MS/MS Mass Spectrometry Filtering Tree for Bile Acid Regio- and Stereoisomer Annotation

Anal. Chem. 2026, 98, 6, 4571–4584: Graphical abstract
This study presents a novel MS/MS filtering tree approach for distinguishing regio- and stereoisomeric bile acids in untargeted LC-MS/MS data. By leveraging intensity ratios of closely related fragment ions, the method overcomes limitations of traditional spectral matching, enabling more accurate isomer annotation.

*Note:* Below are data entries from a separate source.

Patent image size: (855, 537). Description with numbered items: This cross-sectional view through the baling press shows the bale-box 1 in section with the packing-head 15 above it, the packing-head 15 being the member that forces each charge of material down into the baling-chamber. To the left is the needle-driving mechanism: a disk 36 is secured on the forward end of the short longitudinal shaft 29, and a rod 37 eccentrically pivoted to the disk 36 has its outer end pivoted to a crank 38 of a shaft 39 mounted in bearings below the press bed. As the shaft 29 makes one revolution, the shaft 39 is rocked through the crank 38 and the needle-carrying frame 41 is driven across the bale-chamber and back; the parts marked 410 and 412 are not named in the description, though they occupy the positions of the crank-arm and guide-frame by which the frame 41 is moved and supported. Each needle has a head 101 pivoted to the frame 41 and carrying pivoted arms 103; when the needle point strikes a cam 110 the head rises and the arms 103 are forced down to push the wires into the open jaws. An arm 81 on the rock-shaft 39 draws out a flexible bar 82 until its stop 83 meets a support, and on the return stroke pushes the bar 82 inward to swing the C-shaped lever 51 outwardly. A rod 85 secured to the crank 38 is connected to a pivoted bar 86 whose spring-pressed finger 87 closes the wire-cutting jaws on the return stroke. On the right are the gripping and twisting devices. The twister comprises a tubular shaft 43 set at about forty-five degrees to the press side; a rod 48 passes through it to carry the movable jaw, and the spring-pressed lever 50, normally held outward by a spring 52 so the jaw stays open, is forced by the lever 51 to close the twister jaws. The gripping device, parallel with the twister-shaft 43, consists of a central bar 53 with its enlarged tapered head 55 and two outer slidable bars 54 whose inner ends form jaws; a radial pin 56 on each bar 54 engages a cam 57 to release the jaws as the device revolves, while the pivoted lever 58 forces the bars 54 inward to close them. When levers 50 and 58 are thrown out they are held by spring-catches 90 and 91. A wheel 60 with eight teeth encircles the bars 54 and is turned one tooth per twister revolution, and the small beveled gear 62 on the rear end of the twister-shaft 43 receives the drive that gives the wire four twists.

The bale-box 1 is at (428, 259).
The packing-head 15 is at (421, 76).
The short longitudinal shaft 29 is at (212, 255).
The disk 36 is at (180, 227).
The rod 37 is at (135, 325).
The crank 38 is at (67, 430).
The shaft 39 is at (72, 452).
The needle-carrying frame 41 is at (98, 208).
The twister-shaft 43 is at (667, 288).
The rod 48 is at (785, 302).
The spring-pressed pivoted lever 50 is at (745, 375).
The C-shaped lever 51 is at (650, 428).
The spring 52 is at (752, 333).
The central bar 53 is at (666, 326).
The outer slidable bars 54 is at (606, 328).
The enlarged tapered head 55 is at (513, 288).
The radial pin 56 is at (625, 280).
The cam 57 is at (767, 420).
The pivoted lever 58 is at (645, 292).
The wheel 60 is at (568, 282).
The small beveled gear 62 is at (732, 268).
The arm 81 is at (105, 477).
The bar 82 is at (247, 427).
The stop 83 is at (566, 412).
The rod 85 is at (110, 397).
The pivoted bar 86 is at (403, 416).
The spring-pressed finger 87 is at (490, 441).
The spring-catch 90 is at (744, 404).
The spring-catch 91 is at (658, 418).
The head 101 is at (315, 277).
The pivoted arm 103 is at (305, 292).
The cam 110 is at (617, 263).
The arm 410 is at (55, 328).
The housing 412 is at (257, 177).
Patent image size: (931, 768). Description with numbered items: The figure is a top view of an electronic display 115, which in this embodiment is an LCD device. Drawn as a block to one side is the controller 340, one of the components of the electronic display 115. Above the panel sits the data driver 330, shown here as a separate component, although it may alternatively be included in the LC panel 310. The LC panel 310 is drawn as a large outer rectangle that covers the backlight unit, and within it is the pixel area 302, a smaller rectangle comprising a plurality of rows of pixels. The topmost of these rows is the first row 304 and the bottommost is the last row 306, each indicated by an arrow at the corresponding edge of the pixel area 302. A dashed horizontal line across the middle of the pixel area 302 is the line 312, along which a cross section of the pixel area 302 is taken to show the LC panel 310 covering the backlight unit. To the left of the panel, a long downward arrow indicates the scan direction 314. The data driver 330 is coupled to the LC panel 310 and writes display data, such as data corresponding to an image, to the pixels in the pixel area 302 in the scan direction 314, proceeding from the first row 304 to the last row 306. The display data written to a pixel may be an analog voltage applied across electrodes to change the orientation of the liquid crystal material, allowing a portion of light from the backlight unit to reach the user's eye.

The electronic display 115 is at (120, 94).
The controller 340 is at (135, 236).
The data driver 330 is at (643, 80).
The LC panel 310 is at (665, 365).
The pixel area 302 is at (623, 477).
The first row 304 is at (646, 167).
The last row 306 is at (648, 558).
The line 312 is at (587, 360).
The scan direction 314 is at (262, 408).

A user-friendly web-based application was developed to facilitate implementation without coding expertise. Applied to public datasets, the workflow revealed diet-associated bile acid patterns across mammalian species and enabled identification of previously uncharacterized compounds, demonstrating its potential for large-scale metabolomics studies.
The original article
MS/MS Mass Spectrometry Filtering Tree for Bile Acid Regio- and Stereoisomer Annotation
Ipsita Mohanty, Shipei Xing, Vanessa Castillo, Julius Agongo, Abubaker Patan, Yasin El Abiead, Helena Mannochio-Russo, Wilhan D. Gonçalves Nunes, Jasmine Zemlin, Itzhak Mizrahi, Dionicio Siegel, Mingxun Wang, Lee R. Hagey, and Pieter C. Dorrestein*
Anal. Chem. 2026, 98, 6, 4571–4584
https://doi.org/10.1021/acs.analchem.5c05677
licensed under CC-BY 4.0
Selected sections from the article follow. Formats and hyperlinks were adapted from the original.
Cholesterol-derived steroid molecules, known as bile acids, have been detected in nearly every organ where they have been studied. (1) Alterations in bile acid composition and dysbiosis have been linked to various health conditions, including neurocognitive developmental disorders, cancer, infections, and metabolic diseases such as diabetes and inflammatory bowel disease (IBD). (2−8) In the last 5 years, the number of detected bile acids in metabolomics experiments (1,9−15) has increased by the 1000s and possibly approaching 10,000s - most of which have not yet been fully structurally characterized. (1,6,16−19) We believe this is only the tip of the iceberg and that in the next 5 years this number will continue to increase. The scale of the bile acid pool and the challenge of accurately detecting and describing their structure truly represent an exciting frontier for analytical and computational scientists who continue to push the boundaries of what is possible.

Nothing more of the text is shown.